Conductor, recorder virtuoso and cellist Matthew Jones is proud that his career has spanned the length and breadth of Ontario as the current artistic director to the Etobicoke Philharmonic Orchestra, Kitchener Waterloo Chamber Orchestra and the newly minted Kitchener Waterloo Youth Orchestra, and conductor laureate with Timmins Symphony Orchestra in the North East of Ontario. 

Matthew graduated from Wilfrid Laurier University where he studied Cello performance. His conducting studies include the Conductor’s Institute at The Hartt School, University of Connecticut, and the Oregon Bach Festival under the guidance of Helmuth Rilling. Among his earliest conducting experiences were those with Waterloo Chamber Players from 1999 – 2001.
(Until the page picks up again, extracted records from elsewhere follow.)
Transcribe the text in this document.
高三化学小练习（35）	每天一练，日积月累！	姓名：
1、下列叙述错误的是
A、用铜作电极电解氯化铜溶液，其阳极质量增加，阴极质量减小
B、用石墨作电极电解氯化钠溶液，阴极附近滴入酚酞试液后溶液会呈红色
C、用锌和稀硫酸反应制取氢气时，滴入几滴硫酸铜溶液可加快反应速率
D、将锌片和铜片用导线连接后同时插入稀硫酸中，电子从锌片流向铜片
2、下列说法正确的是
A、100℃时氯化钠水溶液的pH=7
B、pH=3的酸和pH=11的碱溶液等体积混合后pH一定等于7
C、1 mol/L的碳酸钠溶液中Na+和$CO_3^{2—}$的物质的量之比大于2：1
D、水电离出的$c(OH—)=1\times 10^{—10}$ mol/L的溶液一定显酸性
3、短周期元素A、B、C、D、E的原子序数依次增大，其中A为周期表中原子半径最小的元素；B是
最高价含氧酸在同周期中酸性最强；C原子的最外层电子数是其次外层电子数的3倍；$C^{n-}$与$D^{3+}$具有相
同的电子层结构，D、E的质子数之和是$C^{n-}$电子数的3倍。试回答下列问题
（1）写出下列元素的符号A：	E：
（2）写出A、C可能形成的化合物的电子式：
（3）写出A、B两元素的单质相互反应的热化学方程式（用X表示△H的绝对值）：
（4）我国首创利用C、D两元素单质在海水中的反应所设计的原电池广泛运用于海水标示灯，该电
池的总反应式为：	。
Mr. Jones enthusiastically advocates for the Arts in the community and beyond.  Under his leadership, the Timmins Symphony Orchestra was awarded the Prestigious Betty Webster Award for its contribution to Orchestral Music in Canada. 

Matthew has enjoyed conducting the Kitchener-Waterloo Symphony on several occasions, Sault Ste. Marie Symphony, and Georgian Bay Symphony as a guest conductor and working with the North Bay Symphony as part of a conductor exchange. 
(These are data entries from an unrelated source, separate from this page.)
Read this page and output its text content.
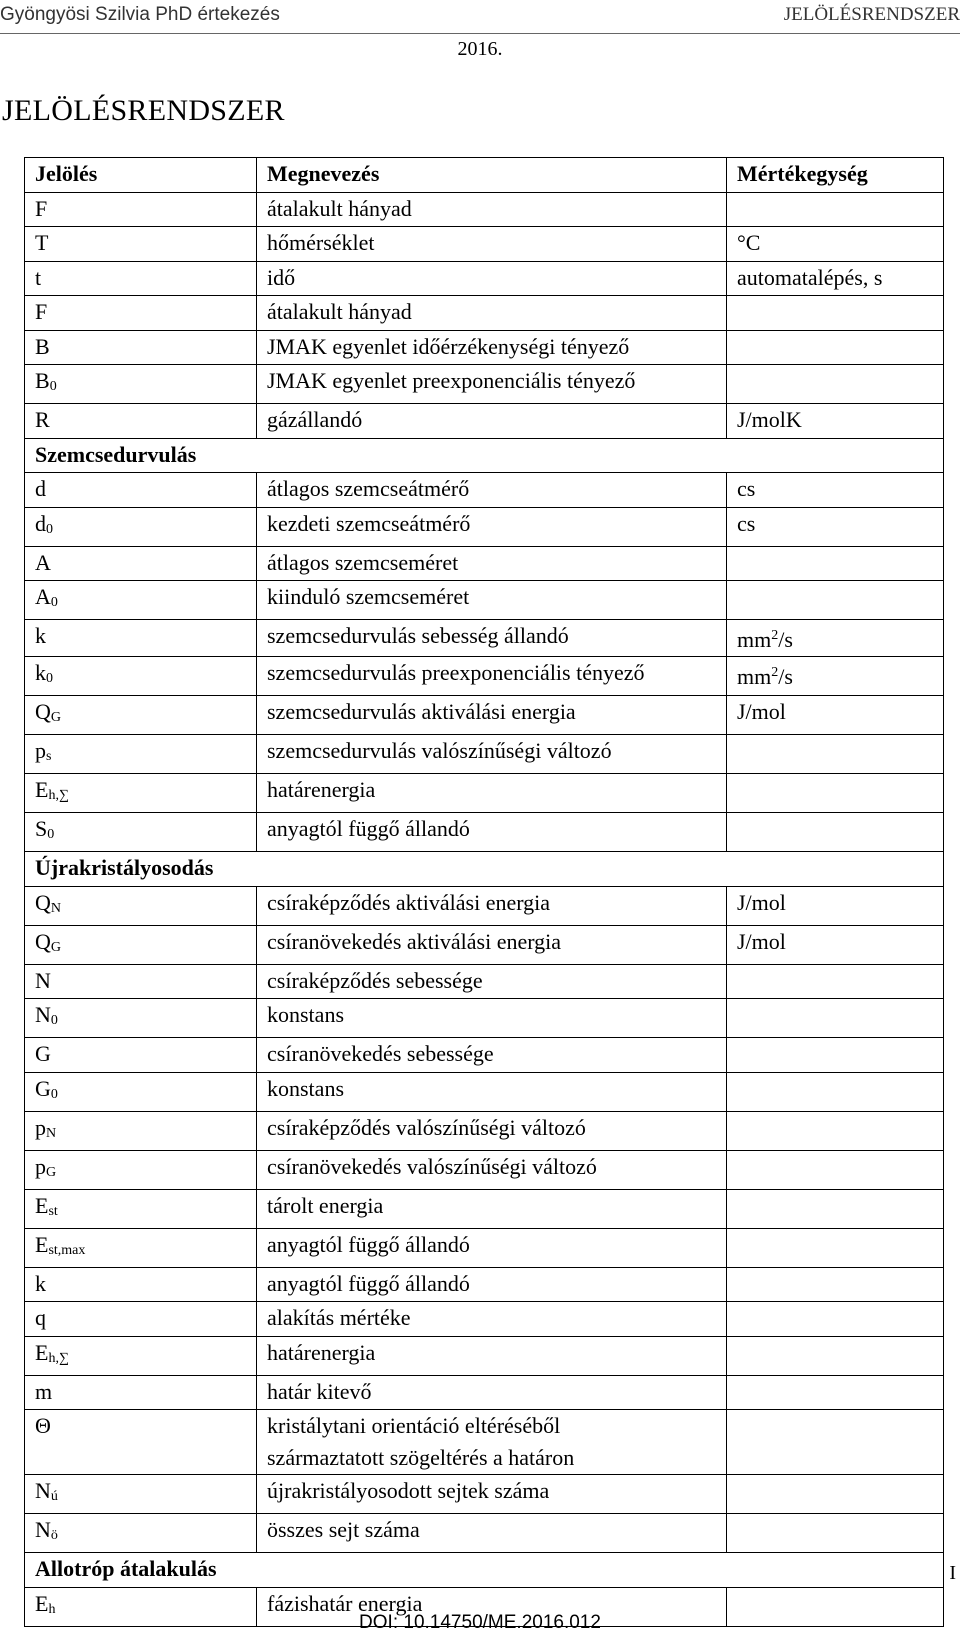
Gyöngyösi Szilvia PhD értekezés	JELÖLÉSRENDSZER
2016.
JELÖLÉSRENDSZER
Jelölés	Megnevezés	Mértékegység
F	átalakult hányad	
T	hőmérséklet	°C
t	idő	automatalépés, s
F	átalakult hányad	
B	JMAK egyenlet időérzékenységi tényező	
$B_0$	JMAK egyenlet preexponenciális tényező	
R	gázállandó	J/molK
Szemcsedurvulás		
d	átlagos szemcseátmérő	cs
$d_0$	kezdeti szemcseátmérő	cs
A	átlagos szemcseméret	
$A_0$	kiinduló szemcseméret	
k	szemcsedurvulás sebesség állandó	$mm^2/s$
$k_0$	szemcsedurvulás preexponenciális tényező	$mm^2/s$
$Q_G$	szemcsedurvulás aktiválási energia	J/mol
$p_s$	szemcsedurvulás valószínűségi változó	
$E_{h,\sum}$	határenergia	
$S_0$	anyagtól függő állandó	
Újrakristályosodás		
$Q_N$	csíraképződés aktiválási energia	J/mol
$Q_G$	csíranövekedés aktiválási energia	J/mol
N	csíraképződés sebessége	
$N_0$	konstans	
G	csíranövekedés sebessége	
$G_0$	konstans	
$p_N$	csíraképződés valószínűségi változó	
$p_G$	csíranövekedés valószínűségi változó	
$E_{st}$	tárolt energia	
$E_{st,max}$	anyagtól függő állandó	
k	anyagtól függő állandó	
q	alakítás mértéke	
$E_{h,\sum}$	határenergia	
m	határ kitevő	
Θ	kristálytani orientáció eltéréséből
származtatott szögeltérés a határon	
$N_ú$	újrakristályosodott sejtek száma	
$N_ö$	összes sejt száma	
Allotróp átalakulás		
$E_h$	fázishatár energia	
I
DOI: 10.14750/ME.2016.012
Matthew delights in performing as a Recorder soloist and has performed with Waterloo Chamber Players several times.  He is particularly proud of his CD, Just Pipes in partnership with Organist, the late Jan Overduin.  
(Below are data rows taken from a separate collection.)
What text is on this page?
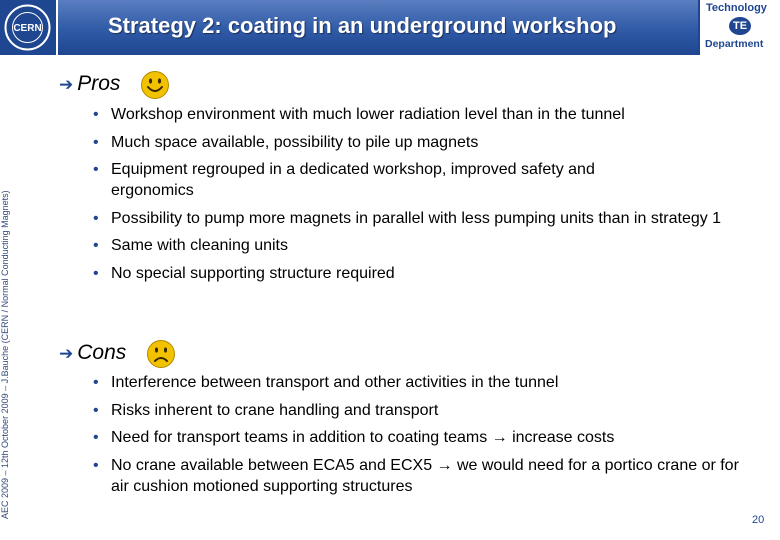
CERN	Strategy 2: coating in an underground workshop
Technology
TE
Department
AEC 2009 – 12th October 2009 – J.Bauche (CERN / Normal Conducting Magnets)
➔ Pros
• Workshop environment with much lower radiation level than in the tunnel
• Much space available, possibility to pile up magnets
• Equipment regrouped in a dedicated workshop, improved safety and ergonomics
• Possibility to pump more magnets in parallel with less pumping units than in strategy 1
• Same with cleaning units
• No special supporting structure required
➔ Cons
• Interference between transport and other activities in the tunnel
• Risks inherent to crane handling and transport
• Need for transport teams in addition to coating teams → increase costs
• No crane available between ECA5 and ECX5 → we would need for a portico crane or for air cushion motioned supporting structures
20
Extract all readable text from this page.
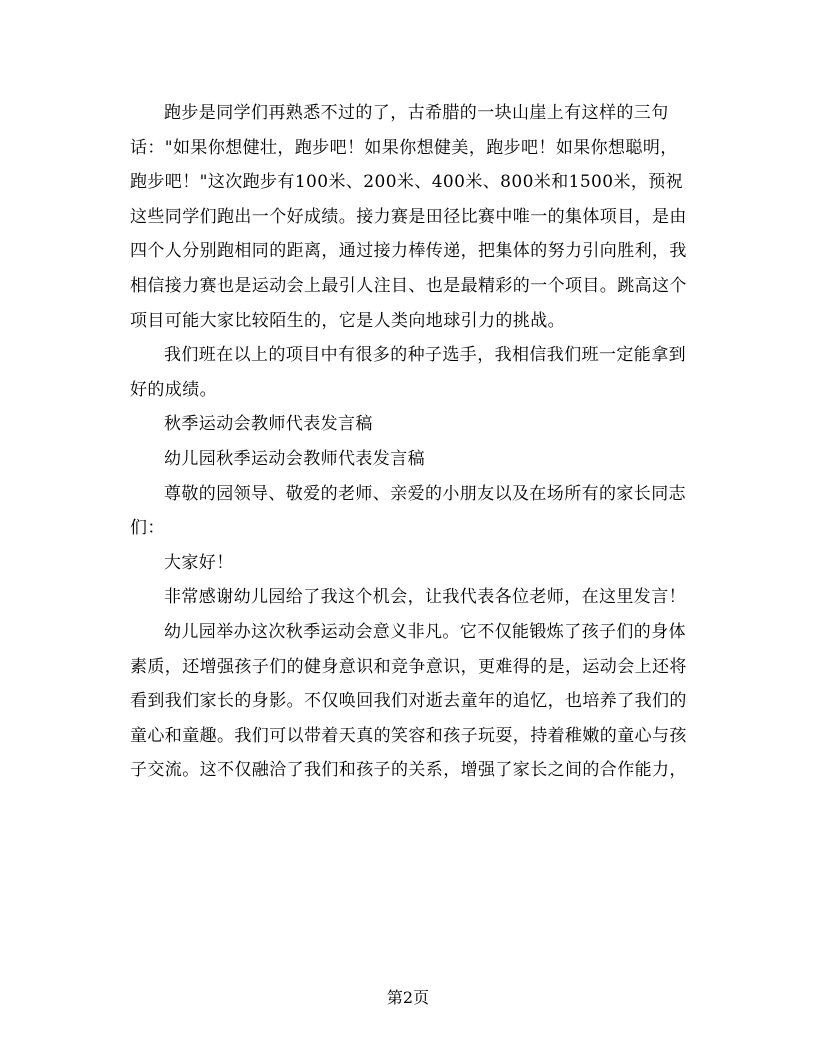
跑步是同学们再熟悉不过的了，古希腊的一块山崖上有这样的三句话："如果你想健壮，跑步吧！如果你想健美，跑步吧！如果你想聪明，跑步吧！"这次跑步有100米、200米、400米、800米和1500米，预祝这些同学们跑出一个好成绩。接力赛是田径比赛中唯一的集体项目，是由四个人分别跑相同的距离，通过接力棒传递，把集体的努力引向胜利，我相信接力赛也是运动会上最引人注目、也是最精彩的一个项目。跳高这个项目可能大家比较陌生的，它是人类向地球引力的挑战。

我们班在以上的项目中有很多的种子选手，我相信我们班一定能拿到好的成绩。

秋季运动会教师代表发言稿

幼儿园秋季运动会教师代表发言稿

尊敬的园领导、敬爱的老师、亲爱的小朋友以及在场所有的家长同志们：

大家好！

非常感谢幼儿园给了我这个机会，让我代表各位老师，在这里发言！

幼儿园举办这次秋季运动会意义非凡。它不仅能锻炼了孩子们的身体素质，还增强孩子们的健身意识和竞争意识，更难得的是，运动会上还将看到我们家长的身影。不仅唤回我们对逝去童年的追忆，也培养了我们的童心和童趣。我们可以带着天真的笑容和孩子玩耍，持着稚嫩的童心与孩子交流。这不仅融洽了我们和孩子的关系，增强了家长之间的合作能力，

第2页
Matthew was honoured to serve as a board member for Orchestra’s Canada, Canada’s national voice of the Canadian orchestral community.  It has been Matthew’s great pleasure to serve all Canadian Orchestras by advocating for the continued support of symphonic music at the municipal, provincial, and federal levels of government.

Mark Vuorinen, Grand Philharmonic Choir Artistic Director

Mark Vuorinen

Mark Vuorinen is Artistic Director of the Grand Philharmonic Choir, The Elora Singers and the Elora Festival. He is also Associate Professor and Chair of Music at Conrad Grebel University College, University of Waterloo, where he is responsible for the choral music program. He holds a master’s degree in music from Yale University School of Music and Institute of Sacred Music, and earned the Doctor of Musical Arts degree from University of Toronto.

An advocate for new music, Mark has given premieres and Canadian premieres by many composers including Barbara Assiginaak, John Burge, Timothy Corlis, Jonathan Dove, Reena Esmail, Stephanie Marn, Robinson McClellan, Tawnie Olson, and James Whitbourn.

Concert highlights include performances of Beethoven’s Missa Solemnis, Benjamin Britten’s War Requiem, Arvo Pärt’s Credo and Passio, Richard Einhorn’s moving soundtrack, Voices of Light, as an accompaniment to the silent film The Passion of Joan of Arc, and the Canadian premiere of Craig Hella Johnson’s oratorio Considering Matthew Shepard.

A recipient of many awards, Mark was named the E. Stanley Sedar Scholar at Yale University and is a recipient of the Elmer Iseler National Graduate Fellowship in Choral Conducting from the University of Toronto. In 2016, Mark received the Leslie Bell Prize for Choral Conducting from the Ontario Arts Council and a National Choral Award (Outstanding Dissertation) from Choral Canada.

Mark’s research interests include the study of contemporary choral literature from the Baltic states, and in particular, the music of Arvo Pärt and Veljo Tormis. Mark was an invited lecturer at the Arvo Pärt Project’s Sounding the Sacred conference in New York City in May 2017. He is published in Circuit Musiques Contemporaines, The Research Memorandum Series of Chorus America, and Principles of Music Composing of the Lithuanian Academy of Music and Theatre.